Fadi Sarieddine

Fadi Sarieddine

Architect & Designer (1971) - Beirut, Lebanon

Fadi Sarieddine was born in Beirut in 1971, lived through the Lebanese civil war from 1975 to 1990; in 1990 he joined the American University of Beirut to study Architecture in a country that needed rebuilding. After graduating in 1994 he joined Pierre El Khoury & partners. During this period he also worked with architect/artist Nadim Karam on the experimental urban project “Hilarious Beirut”. In 1997 Fadi decided to pursue education again to do his Masters in Architecture Design at the Bartlett School with Peter Cook. In 1998 Fadi returns to Beirut, joins Bernard Khoury & partners and together they work on Central and Yabani restaurants. In the same period, he started his first deviation from architecture, when he generated “trafficscape_mobile gardens” an urban installation which was exhibited in the 2003 Rotterdam Biennale. In 2004, Fadi moves to Dubai with Family to join DSA Architects with whom he designed award winning projects such Xanadu Hotel in Bodrum Turkey and Fattan Office building in Dubai Marina. He started getting active in furniture which was then culminated by his “Dubai Syndrome” chair winning the 2008 Traffic Design Competition which was exhibited in Salone del Mobile in Milan in 2010 together with “Mow Chair”.

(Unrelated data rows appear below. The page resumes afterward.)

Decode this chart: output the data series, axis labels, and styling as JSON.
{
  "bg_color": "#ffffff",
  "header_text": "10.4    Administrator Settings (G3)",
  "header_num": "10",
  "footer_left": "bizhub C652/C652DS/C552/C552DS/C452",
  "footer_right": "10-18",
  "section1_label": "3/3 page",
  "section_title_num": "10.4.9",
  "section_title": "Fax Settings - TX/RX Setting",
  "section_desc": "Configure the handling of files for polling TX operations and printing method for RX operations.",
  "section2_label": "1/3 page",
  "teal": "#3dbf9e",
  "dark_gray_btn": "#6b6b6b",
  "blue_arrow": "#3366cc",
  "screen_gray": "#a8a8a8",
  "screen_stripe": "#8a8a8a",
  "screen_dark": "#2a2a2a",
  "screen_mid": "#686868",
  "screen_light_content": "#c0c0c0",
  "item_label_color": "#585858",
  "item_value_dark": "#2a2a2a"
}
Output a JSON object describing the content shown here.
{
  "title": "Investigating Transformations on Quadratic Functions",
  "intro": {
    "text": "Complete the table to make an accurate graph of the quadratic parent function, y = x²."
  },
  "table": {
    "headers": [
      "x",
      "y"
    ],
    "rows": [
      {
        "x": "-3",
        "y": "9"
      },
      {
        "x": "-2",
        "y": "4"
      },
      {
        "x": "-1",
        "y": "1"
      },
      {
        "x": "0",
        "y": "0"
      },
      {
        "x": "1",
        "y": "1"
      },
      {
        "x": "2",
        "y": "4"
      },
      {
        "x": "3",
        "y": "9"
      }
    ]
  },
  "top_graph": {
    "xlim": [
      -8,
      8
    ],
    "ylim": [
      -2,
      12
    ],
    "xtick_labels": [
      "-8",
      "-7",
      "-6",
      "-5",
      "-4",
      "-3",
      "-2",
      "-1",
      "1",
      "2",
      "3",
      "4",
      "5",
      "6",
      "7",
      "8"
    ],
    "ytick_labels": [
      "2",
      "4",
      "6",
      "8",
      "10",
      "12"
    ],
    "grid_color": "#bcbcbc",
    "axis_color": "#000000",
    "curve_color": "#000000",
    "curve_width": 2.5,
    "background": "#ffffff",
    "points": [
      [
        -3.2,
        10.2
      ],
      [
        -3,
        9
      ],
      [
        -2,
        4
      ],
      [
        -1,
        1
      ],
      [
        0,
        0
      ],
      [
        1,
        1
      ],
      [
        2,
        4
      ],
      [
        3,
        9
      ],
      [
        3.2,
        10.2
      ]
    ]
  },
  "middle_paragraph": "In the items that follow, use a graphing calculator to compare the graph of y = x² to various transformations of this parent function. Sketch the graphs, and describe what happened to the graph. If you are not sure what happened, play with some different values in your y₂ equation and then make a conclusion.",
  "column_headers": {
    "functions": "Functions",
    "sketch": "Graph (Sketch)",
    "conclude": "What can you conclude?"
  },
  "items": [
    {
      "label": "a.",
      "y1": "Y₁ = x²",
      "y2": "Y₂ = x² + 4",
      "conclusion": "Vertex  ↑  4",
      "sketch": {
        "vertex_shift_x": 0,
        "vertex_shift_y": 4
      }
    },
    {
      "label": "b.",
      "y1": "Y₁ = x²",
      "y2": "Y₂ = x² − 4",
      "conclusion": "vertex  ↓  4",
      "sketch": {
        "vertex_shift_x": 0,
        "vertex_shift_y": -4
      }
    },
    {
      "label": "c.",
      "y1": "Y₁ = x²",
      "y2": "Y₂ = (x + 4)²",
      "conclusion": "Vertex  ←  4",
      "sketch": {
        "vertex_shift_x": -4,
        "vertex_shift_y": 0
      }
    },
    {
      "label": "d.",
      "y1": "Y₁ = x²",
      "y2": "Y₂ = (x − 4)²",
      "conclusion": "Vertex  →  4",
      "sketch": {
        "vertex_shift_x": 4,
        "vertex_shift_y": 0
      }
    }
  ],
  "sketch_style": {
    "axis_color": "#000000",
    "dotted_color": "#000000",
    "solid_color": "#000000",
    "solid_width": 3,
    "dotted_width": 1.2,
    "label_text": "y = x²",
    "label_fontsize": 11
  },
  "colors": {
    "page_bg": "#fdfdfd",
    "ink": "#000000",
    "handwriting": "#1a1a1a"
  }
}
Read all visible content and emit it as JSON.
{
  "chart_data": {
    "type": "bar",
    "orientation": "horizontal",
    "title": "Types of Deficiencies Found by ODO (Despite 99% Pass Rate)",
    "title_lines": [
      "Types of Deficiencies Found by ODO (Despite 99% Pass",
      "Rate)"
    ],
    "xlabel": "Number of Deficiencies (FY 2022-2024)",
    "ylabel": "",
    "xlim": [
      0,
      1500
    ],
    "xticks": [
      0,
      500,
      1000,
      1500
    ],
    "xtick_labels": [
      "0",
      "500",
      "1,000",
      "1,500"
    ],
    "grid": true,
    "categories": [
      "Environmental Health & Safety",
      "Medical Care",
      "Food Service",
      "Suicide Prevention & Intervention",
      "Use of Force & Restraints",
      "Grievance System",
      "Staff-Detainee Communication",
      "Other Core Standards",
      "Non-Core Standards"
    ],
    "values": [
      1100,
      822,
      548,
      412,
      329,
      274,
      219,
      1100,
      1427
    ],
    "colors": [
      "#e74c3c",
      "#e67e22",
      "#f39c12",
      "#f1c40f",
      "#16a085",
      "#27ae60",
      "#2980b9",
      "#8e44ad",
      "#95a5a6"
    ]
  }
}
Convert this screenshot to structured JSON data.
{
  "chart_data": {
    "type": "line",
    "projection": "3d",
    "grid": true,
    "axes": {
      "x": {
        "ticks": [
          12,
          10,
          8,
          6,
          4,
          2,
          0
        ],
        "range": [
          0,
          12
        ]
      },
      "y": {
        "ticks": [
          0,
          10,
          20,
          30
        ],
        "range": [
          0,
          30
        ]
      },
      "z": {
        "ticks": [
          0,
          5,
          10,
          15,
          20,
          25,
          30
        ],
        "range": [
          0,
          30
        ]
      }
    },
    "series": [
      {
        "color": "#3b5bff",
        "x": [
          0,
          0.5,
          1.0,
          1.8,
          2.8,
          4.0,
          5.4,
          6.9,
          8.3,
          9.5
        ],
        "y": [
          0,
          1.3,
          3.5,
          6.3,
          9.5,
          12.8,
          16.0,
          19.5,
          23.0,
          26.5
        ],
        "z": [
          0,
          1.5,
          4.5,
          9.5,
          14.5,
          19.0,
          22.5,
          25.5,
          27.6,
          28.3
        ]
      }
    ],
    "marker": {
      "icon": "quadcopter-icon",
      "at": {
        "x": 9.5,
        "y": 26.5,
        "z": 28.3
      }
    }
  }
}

Fadi’s rich experience, from the war through architecture to furniture, resulted in his experimental approach to design; he likes to transport material from their usual context to put them in different one giving them a new meaning.  In his furniture the form respond to its use / the container engages with the contained. What you see is not what you get; is how you can describe his furniture, some of his pieces are like a magic box, you have to open them to discover what they are, grasp the story they tell…

2013 - Fadi takes the opportunity of Design Days Dubai Art fair 2013 to showcase his first work regarding design and furniture, on the La Galerie Nationale Booth. “It’s very important for the gallery to promote Middle East artists and specially designers.